Intervals are commonly done on a running track because the set distance gives structure to the workout by allowing you to gauge your pace and provides for comparable results across a given time frame.
For road racers, the distances covered on the track will vary from 200 meters (220 yards) to a mile, with rest periods in between the harder efforts. It is these harder efforts and the rest periods in between that allow for speed gains over time.
The distance covered on the track during a hard effort corresponds to the race you are training for, fitness and experience. Shorter efforts are good for shorter races (and those just staring out on speed work), while longer efforts are good for longer races such as half marathons and marathons.

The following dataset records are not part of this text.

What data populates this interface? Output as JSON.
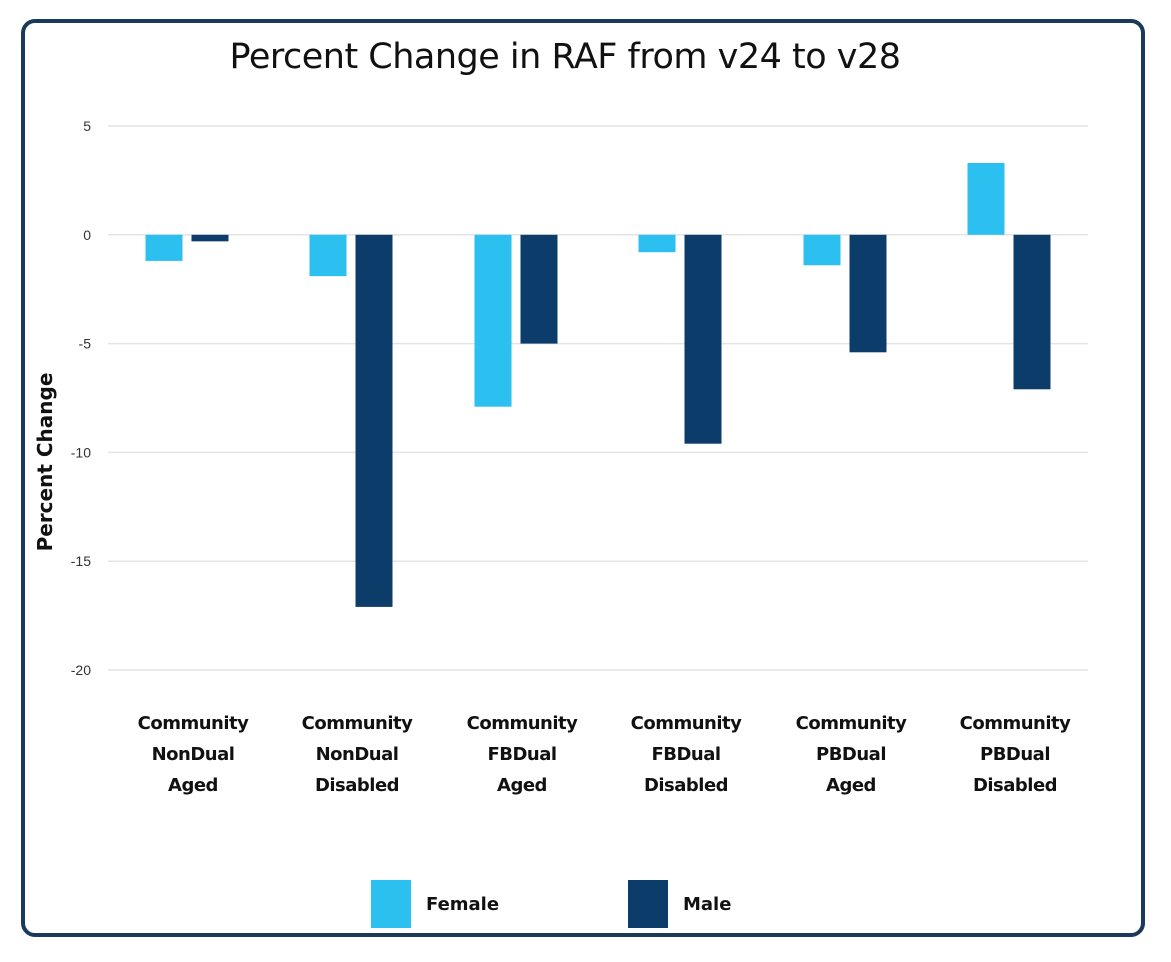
{
  "chart_data": {
    "type": "bar",
    "title": "Percent Change in RAF from v24 to v28",
    "ylabel": "Percent Change",
    "xlabel": "",
    "ylim": [
      -20,
      5
    ],
    "yticks": [
      5,
      0,
      -5,
      -10,
      -15,
      -20
    ],
    "grid": true,
    "legend_position": "bottom",
    "categories": [
      [
        "Community",
        "NonDual",
        "Aged"
      ],
      [
        "Community",
        "NonDual",
        "Disabled"
      ],
      [
        "Community",
        "FBDual",
        "Aged"
      ],
      [
        "Community",
        "FBDual",
        "Disabled"
      ],
      [
        "Community",
        "PBDual",
        "Aged"
      ],
      [
        "Community",
        "PBDual",
        "Disabled"
      ]
    ],
    "series": [
      {
        "name": "Female",
        "color": "#2bc0f0",
        "values": [
          -1.2,
          -1.9,
          -7.9,
          -0.8,
          -1.4,
          3.3
        ]
      },
      {
        "name": "Male",
        "color": "#0c3c69",
        "values": [
          -0.3,
          -17.1,
          -5.0,
          -9.6,
          -5.4,
          -7.1
        ]
      }
    ]
  }
}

A 200 meter (220 yards or half lap) work effort is good for racers fine-tuning their speed for a 5k race, while a 400 meter (440 yards or a full lap) work effort is good for improving overall conditioning and improving speed for shorter races.
An 800 meter effort (880 yards or two full laps), is good for increasing speed and strength for shorter races, and can be done in training for longer races to sharpen speed.
Mile repeats are excellent for half-marathon and marathon efforts. Because you will circle the track four times, these efforts can help you judge your pace, and will also improve your aerobic capacity and overall conditioning.
How many and how hard are subjective questions which can be answered by your running experience, current fitness, and running goals. In general, it is best to err on the side of less is more. Be conservative in pacing and leave adequate recovery time between work intervals. Always leave the track feeling tired, but like you could have done more.
With any speed work, remember to warm up with ten minutes of easy running before the hard efforts, and allow for a ten minute easy run at the end as well.